[Diastereomers of nonionic analogs of nucleic acids. V. Alkylation of nucleic acids in the living cells by ethylated derivatives of oligonucleotides containing the residue of nitrous yperite. The effect of the phosphotriester fragment configuration].
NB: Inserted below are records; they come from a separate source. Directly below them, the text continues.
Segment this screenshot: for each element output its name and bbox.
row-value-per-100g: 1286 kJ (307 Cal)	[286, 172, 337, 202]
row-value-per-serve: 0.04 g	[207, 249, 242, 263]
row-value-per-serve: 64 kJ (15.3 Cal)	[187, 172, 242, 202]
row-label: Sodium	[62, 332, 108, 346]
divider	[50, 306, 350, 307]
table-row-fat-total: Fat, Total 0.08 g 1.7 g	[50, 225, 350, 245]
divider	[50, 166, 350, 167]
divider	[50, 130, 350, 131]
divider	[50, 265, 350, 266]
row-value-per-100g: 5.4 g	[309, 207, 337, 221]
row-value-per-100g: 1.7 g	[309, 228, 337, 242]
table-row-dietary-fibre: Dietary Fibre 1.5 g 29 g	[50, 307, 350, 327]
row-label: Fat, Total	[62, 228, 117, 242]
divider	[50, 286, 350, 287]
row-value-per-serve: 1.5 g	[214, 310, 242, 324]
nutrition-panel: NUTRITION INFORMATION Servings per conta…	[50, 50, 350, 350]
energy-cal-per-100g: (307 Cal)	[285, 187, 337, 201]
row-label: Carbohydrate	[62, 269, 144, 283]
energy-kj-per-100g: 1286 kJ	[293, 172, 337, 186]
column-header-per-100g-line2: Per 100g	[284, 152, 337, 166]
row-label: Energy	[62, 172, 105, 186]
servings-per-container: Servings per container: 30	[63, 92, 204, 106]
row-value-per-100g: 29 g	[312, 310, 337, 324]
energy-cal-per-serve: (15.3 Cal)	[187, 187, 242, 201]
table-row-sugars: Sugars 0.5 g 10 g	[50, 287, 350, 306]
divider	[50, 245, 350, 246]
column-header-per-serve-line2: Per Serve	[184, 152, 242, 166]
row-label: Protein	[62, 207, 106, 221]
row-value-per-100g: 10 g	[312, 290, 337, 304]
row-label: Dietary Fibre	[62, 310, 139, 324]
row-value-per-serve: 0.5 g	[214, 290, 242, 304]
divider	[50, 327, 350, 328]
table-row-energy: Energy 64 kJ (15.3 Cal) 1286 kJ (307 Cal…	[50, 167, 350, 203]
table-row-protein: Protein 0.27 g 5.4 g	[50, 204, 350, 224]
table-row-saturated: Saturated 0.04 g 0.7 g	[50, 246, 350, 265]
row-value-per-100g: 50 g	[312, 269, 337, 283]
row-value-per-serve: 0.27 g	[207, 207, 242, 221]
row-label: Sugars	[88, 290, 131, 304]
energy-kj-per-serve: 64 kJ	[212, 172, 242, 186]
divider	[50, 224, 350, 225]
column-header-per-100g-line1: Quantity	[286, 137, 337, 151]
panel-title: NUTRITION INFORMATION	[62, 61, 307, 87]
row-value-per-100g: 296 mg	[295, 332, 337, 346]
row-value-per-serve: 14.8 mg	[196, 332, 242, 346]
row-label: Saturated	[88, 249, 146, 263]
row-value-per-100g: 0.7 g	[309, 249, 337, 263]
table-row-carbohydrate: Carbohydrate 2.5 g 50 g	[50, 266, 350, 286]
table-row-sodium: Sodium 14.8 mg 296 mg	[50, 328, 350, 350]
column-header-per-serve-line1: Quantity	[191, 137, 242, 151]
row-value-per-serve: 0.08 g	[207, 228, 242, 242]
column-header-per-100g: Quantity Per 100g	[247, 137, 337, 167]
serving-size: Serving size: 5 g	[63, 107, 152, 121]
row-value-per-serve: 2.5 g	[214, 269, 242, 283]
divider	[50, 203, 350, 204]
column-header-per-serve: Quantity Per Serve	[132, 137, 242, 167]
The alkylation of the cell biopolymers (RNA, DNA, proteins) by reagents Tp'(Et)Tp'(Et)Tp'(Et)TpU(CHRCl) (1) Tp'(Et)Tp''(Et)Tp'(Et)TpU(CHRCl) (2) Tp''(Et)Tp'(Et)Tp''(Et)TpU(CHRCl) (3) Tp''(Et)Tp''(Et)Tp''(Et)TpU(CHRCl) (4) Tp(Et)Tp(Et)Tp(Et)TpU(CHRCl) (5) Tp(Et)Tp(Et)Tp(Et)Tp(Et)U(CHRCl) (6) TpTpTpTpU(CHRCl) (7) where (CHRCl) is the residue of 2',3'-O-[4-N-(2-chloroethyl)-N-methylamino]-benzylidene has been investigated in the case of the ascite carcinoma Krebs-2. p' and p" designate the enantiomeric configurations at the internucleotide phosphorus atoms of the triester fragment--Tp(Et)T--, and p designates the racemic mixture. Completely and partly ethylated reagents (1)-(6) have been found to bind to the cells 4-15 fold more effectively than the diester derivative. The concentration of reagents (1)-(6) in the cells is 2-7 fold higher than in the external medium. Among the diastereomers (1)-(4) reagent (4) with the p"-configuration is the most efficient in binding with the cells 2-3 fold more efficient than reagents (1)-(3). The main targents of modifications performed in the cells by means of reagents (1)-(7) have been established. These are RNA, DNA and proteins. The share of the reagents which react with nucleic acids increases from 45% [reagent (1)] to 80% [reagent (4)], and that reacting with proteins decreases from 50 to 20% correspondingly. Reagent (4) with the p" configurations at phosphotriester fragments alkylates nucleic acids most effectively among the phosphotriester diastereomers (1)-(4): 11-fold more efficient than reagent (1) with configuration p'. The extent of modification of poly(A)+-tracts of m-RNA by reagent (4) in comparison with reagent (1) is 50-fold higher.